Swearingen on Tuesday acknowledged that “our vacancy rates are impacting our ability to respond to local law enforcement forensic requests.”

Florida Attorney General Pam Bondi has been an outspoken advocate of improving crime lab turnaround times. A month ago, she held a news conference in Tampa to point out that thousands of rape kits are sitting in police evidence rooms around the state that have never been submitted to FDLE for analysis. If not for crime lab backups, the state could be more aggressive in processing rape kits to collect DNA samples that could be used to solve other crimes or sexual assault cases, Bondi said.

Over the past two years, average turnaround times for all lab requests have gotten worse in nearly every quarterly report that FDLE has provided to Gov. Rick Scott and the Florida Cabinet to assess the agency’s performance.
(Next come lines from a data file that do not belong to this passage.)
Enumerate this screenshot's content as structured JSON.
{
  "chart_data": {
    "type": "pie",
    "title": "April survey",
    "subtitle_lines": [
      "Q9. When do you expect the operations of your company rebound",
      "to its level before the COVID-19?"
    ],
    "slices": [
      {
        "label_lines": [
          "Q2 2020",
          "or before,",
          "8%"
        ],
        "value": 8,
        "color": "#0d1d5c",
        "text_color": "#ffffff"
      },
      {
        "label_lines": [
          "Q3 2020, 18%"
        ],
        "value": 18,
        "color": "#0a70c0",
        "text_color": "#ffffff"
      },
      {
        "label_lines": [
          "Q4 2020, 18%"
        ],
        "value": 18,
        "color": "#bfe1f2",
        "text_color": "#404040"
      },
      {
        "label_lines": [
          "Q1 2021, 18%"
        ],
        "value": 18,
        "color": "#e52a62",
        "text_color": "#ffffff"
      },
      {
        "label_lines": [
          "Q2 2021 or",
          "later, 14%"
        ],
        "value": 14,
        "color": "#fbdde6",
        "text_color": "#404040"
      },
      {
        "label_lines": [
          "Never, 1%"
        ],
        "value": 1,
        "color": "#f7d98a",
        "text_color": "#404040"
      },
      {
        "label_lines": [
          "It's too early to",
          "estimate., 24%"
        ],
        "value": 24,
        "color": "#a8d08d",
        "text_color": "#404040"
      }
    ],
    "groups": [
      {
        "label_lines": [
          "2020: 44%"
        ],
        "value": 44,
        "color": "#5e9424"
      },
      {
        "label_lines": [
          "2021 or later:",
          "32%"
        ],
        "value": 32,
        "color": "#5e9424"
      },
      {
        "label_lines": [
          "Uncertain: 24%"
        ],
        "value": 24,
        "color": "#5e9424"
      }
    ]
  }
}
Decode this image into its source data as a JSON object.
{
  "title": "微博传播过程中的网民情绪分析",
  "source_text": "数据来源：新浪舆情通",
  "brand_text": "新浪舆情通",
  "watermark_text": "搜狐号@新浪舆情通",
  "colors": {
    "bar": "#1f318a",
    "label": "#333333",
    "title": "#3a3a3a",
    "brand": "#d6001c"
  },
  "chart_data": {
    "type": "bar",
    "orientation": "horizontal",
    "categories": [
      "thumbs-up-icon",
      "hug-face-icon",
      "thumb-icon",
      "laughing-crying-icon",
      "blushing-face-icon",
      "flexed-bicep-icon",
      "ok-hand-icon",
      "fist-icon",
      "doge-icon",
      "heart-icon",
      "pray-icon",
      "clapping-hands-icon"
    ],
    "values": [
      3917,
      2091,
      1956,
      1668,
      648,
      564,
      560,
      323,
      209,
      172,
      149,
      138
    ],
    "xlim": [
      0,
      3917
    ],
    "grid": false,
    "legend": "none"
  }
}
Swearingen said the problem is clear: staff turnover. “We are losing lab analysts at an unsustainable rate,” he said.

He blamed the “hemorrhaging” of lab analysts and their supervisors on low pay. In his formal budget request to the Legislature, Swearingen said he has lost 107 crime lab analysts and supervisors out of a staff of 297 in the last five years. He said almost 40 percent of those who have left cited better pay at other labs.

FDLE analysts make just under $41,000 on average, according to the agency. That is nearly $20,000 less than what some county crime labs pay in Florida.

Replacing lost expertise is particularly difficult for the crime lab, he said. It can take two years to fully train new workers, making it difficult to catch up on a worsening backlog of lab requests.

Swearingen told the House Justice Appropriations Subcommittee on Tuesday that he is seeking almost $4 million to provide pay raises to 297 workers. That would give $10,000-a-year pay raises to crime lab analysts and $12,000 raises to senior lab analysts. Those raises would make FDLE competitive with other agencies, Swearingen said.